Author disclosure: No relevant financial relationships.

Impetigo is a superficial skin infection that most commonly affects children 2 to 5 years of age. In the United States, more than 3 million cases of impetigo occur annually. Impetigo can be nonbullous (70%) or bullous (30%) and is most commonly caused by group A streptococcus and Staphylococcus aureus. Diagnosis of impetigo is based primarily on clinical examination and should be suspected in individuals with erythematous papules that progress to ruptured vesicles or bullae over 4 to 6 days, forming honey-colored crusts. Risk factors for impetigo include disruptions to the skin barrier, poor hygiene, crowded living environments, living in hot and humid climates, malnutrition, and diabetes.
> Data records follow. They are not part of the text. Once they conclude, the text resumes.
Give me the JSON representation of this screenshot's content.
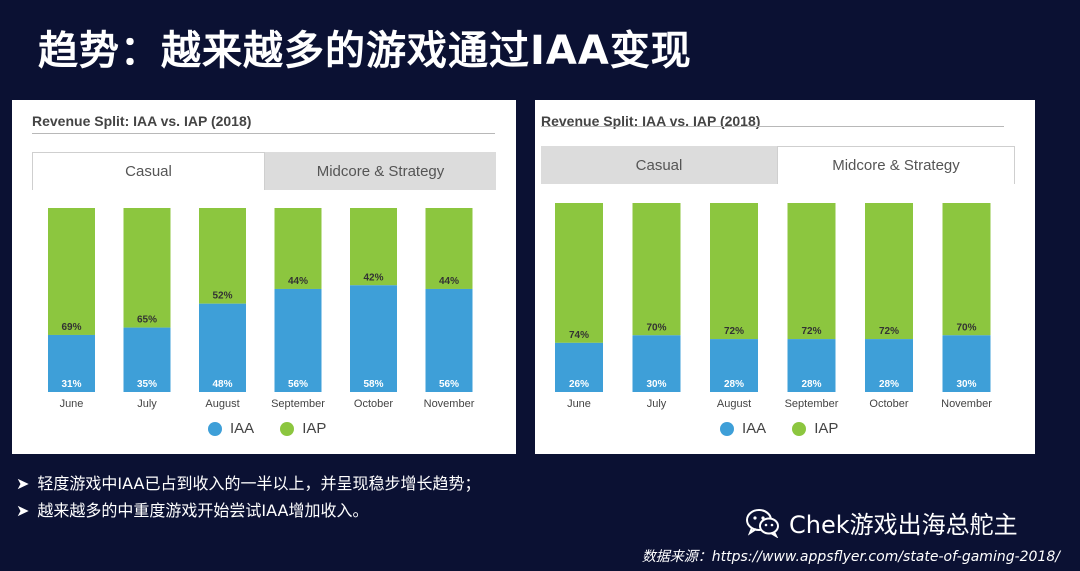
{
  "slide": {
    "title": "趋势：越来越多的游戏通过IAA变现",
    "bullets": [
      {
        "marker": "➤",
        "text": "轻度游戏中IAA已占到收入的一半以上，并呈现稳步增长趋势；"
      },
      {
        "marker": "➤",
        "text": "越来越多的中重度游戏开始尝试IAA增加收入。"
      }
    ],
    "wechat_account": "Chek游戏出海总舵主",
    "source": "数据来源：https://www.appsflyer.com/state-of-gaming-2018/"
  },
  "panels": [
    {
      "heading": "Revenue Split: IAA vs. IAP (2018)",
      "tabs": [
        {
          "label": "Casual",
          "active": true
        },
        {
          "label": "Midcore & Strategy",
          "active": false
        }
      ]
    },
    {
      "heading": "Revenue Split: IAA vs. IAP (2018)",
      "tabs": [
        {
          "label": "Casual",
          "active": false
        },
        {
          "label": "Midcore & Strategy",
          "active": true
        }
      ]
    }
  ],
  "colors": {
    "iaa": "#3e9fd8",
    "iap": "#8cc63f",
    "background": "#0b1133"
  },
  "chart_data": [
    {
      "type": "bar",
      "stacked": true,
      "title": "Revenue Split: IAA vs. IAP (2018)",
      "subset": "Casual",
      "categories": [
        "June",
        "July",
        "August",
        "September",
        "October",
        "November"
      ],
      "series": [
        {
          "name": "IAA",
          "values": [
            31,
            35,
            48,
            56,
            58,
            56
          ],
          "labels": [
            "31%",
            "35%",
            "48%",
            "56%",
            "58%",
            "56%"
          ]
        },
        {
          "name": "IAP",
          "values": [
            69,
            65,
            52,
            44,
            42,
            44
          ],
          "labels": [
            "69%",
            "65%",
            "52%",
            "44%",
            "42%",
            "44%"
          ]
        }
      ],
      "ylim": [
        0,
        100
      ],
      "legend": "bottom-center"
    },
    {
      "type": "bar",
      "stacked": true,
      "title": "Revenue Split: IAA vs. IAP (2018)",
      "subset": "Midcore & Strategy",
      "categories": [
        "June",
        "July",
        "August",
        "September",
        "October",
        "November"
      ],
      "series": [
        {
          "name": "IAA",
          "values": [
            26,
            30,
            28,
            28,
            28,
            30
          ],
          "labels": [
            "26%",
            "30%",
            "28%",
            "28%",
            "28%",
            "30%"
          ]
        },
        {
          "name": "IAP",
          "values": [
            74,
            70,
            72,
            72,
            72,
            70
          ],
          "labels": [
            "74%",
            "70%",
            "72%",
            "72%",
            "72%",
            "70%"
          ]
        }
      ],
      "ylim": [
        0,
        100
      ],
      "legend": "bottom-center"
    }
  ]
}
Topical mupirocin 2% ointment or retapamulin 1% ointment are the recommended initial treatments for mild, nonbullous and bullous impetigo. Oral antibiotics, such as dicloxacillin or cephalexin, should be targeted to group A streptococci and S. aureus and are recommended for outbreaks to decrease infection transmission or for severe, multilesional disease that does not respond to topical therapy within 3 to 5 days. Reducing the spread and recurrence of impetigo includes good hand hygiene, thoroughly washing objects used by people with impetigo, and refraining from returning to work or school until 12 to 24 hours after initiating antibiotic treatment or clinical improvement occurs.

Impetigo is a superficial bacterial skin infection that is most commonly caused by group A streptococcus and Staphylococcus aureus, including methicillin-resistant S. aureus (MRSA). This article reviews the best available patient-oriented evidence to guide physicians in the diagnosis and management of impetigo.